Encore ces artistes faisaient-ils vraiment oeuvre de création ! Je me souviens que dans dans les années 80 officiait sur le petit pont qui conduit à Notre-Dame, et sous les regards admiratifs des passants, un peintre si méticuleux qu'il observait longuement dans la scène à peindre le détail qu'il allait reproduire, réfléchissait plus encore sur la manière de le restituer, et finissait au bout d'un quart d'heure par appliquer sur sa toile une touche unique, si légère et si précise qu'elle en semblait invisible. Et, de fait, elle l'était: car on avait beau repasser le lendemain, une semaine après ou un mois plus tard, le tableau en était toujours au même point. Mais je m'égare...

Donc, mon amie, qui désirait absolument emporter un souvenir de Paris lié à notre rencontre, ne fut pas longue à se laisser convaincre par un jeune étudiant des Beaux-Arts de poser pour lui. Elle demanda à ce que je fusse incluse dans le dessin au fusain, ce qu'il accepta, et nous restâmes ensuite suffisamment longtemps immobiles pour lui permettre de réaliser un double portrait parfaitement réussi qui représentait, hélas, deux hommes mais chose logique puisque nous étions en hommes.

Ce fut alors que se produisit l'incident: un confrère de notre dessinateur, un type sorti de nulle part que nous avions déjà remarqué en raison de sa dégaine impossible, de sa tenue improbable, de ses cheveux hirsutes, de ses nombreux gris-gris et de son regard un peu fou, jeta un oeil sur l'oeuvre soumise à notre approbation, et se mit à engueuler copieusement notre portraitiste dans un langage débité trop rapidement pour que je pusse le reconnaître, bien qu'il me semblât reconnaître quelques mots yaquis, mais dont les sonorités et les intonations se rapprochaient de l'espagnol. Je faillis faire un signe à mon amie pour lui demander ce qu'il en était, mais je m'aperçus qu'elle ne comprenait rien non plus à son galimatias.

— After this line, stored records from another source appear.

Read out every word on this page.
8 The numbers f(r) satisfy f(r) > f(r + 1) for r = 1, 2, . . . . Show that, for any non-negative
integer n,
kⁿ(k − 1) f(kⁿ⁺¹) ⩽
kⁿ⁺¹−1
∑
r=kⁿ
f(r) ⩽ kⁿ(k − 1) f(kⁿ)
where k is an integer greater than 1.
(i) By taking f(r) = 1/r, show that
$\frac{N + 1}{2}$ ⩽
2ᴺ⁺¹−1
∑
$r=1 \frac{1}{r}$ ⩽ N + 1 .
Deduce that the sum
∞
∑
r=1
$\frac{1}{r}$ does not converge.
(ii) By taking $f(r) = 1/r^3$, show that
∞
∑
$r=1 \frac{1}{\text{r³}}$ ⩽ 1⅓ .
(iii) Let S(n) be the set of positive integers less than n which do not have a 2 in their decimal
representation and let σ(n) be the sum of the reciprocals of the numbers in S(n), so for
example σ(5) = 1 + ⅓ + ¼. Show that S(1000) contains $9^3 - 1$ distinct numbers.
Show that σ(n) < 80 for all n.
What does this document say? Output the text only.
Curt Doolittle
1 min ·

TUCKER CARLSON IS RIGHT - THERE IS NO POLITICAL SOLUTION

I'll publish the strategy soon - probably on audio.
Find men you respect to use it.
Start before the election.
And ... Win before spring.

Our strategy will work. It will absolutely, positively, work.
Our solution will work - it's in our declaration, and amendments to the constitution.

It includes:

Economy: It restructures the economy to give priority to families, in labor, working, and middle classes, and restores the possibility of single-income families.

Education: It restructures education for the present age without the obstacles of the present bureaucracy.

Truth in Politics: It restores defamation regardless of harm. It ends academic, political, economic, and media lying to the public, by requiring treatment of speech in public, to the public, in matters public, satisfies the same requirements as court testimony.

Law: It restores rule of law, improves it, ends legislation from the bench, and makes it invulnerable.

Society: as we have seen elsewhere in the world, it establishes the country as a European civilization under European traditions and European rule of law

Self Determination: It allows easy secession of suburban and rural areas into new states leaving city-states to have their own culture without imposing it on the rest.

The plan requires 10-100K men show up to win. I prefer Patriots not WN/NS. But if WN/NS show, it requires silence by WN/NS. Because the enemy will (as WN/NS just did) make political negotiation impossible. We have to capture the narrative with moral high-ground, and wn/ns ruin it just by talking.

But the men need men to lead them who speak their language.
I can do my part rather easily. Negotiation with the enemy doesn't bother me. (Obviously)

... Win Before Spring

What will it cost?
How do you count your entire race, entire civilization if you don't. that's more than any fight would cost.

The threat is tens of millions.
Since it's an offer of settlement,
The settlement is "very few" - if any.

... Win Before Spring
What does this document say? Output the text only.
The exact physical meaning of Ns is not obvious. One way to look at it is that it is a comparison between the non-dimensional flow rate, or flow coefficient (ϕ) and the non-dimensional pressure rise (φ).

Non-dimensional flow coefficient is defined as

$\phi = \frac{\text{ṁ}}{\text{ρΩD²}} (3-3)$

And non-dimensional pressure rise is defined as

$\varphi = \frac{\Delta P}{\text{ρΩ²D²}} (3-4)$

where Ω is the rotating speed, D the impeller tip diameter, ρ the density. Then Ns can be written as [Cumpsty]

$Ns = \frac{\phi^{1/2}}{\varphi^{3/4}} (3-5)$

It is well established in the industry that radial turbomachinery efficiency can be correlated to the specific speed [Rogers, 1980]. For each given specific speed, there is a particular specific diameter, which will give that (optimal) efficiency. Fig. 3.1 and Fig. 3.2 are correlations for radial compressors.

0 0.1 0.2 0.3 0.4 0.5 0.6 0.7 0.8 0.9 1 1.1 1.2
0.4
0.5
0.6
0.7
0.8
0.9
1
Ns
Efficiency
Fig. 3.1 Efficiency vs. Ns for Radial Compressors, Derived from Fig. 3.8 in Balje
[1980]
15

Toujours était-il que notre infortuné artiste battit en retraite devant l'agité, qui s'empara sans façons du chevalet, du carton à dessin qui était dessus, en tira une feuille, et se mit à crayonner furieusement dessus en jetant à mon amie de brefs regards qu'il transposait aussitôt sur son dessin. Nous n'osions l'interrompre, et nous fîmes bien, puisqu'après avoir rageusement remis son portrait à mon amie, il tira une autre feuille du carton pour me croquer à son tour; et je vous laisse à deviner si j'osai quitter la pose une seule seconde !

Quand je pus enfin examiner son travail, qui me fut remis avec autant de grâce que celle dont avait bénéficié mon amie, je n'en crus tout d'abord pas mes yeux tant celui-ci était riche et fin, en totale opposition avec la brusquerie féroce de son créateur; et je fus aussi interloquée par le fait qu'il représentait incontestablement une femme inconnue, bien qu'elle suscitât en moi une attirance, pour ne pas dire une familiarité, surnaturelles. A côté de moi, mon amie, qui avait connu une surprise analogue, était dans la même expectative; elle osa cependant s'adresser à l'artiste dément par un geste qui exprimait la surprise et l'incompréhension que je partageais avec elle. Et celui-ci lui répondit laborieusement, lentement pour être bien compris, et en articulant démesurément chaque syllabe, "asì es como te veo ", ce qui signifie, m'expliqua-t'elle ensuite, "C'est comme ça que je te vois".

Nous lui offrîmes bien entendu de payer son travail, mais quand nous sortîmes quelque argent de nos poches, il refusa comme mortellement outragé, avec ce qui semblait être de la pure indignation, s'approchant de nous avec véhémence au point que nous pouvions voir le blanc de ses yeux. Et ce n'était pas une image, car, de si près, il était impossible de ne pas s'apercevoir avec le plus grand malaise que ses yeux révulsés le rendaient certainement aveugle au dernier degré... Il s'éloigna aussitôt et se fondit dans la foule qui avait investi la Place où, comme par magie, il disparut complètement, nous laissant interdites et songeuses.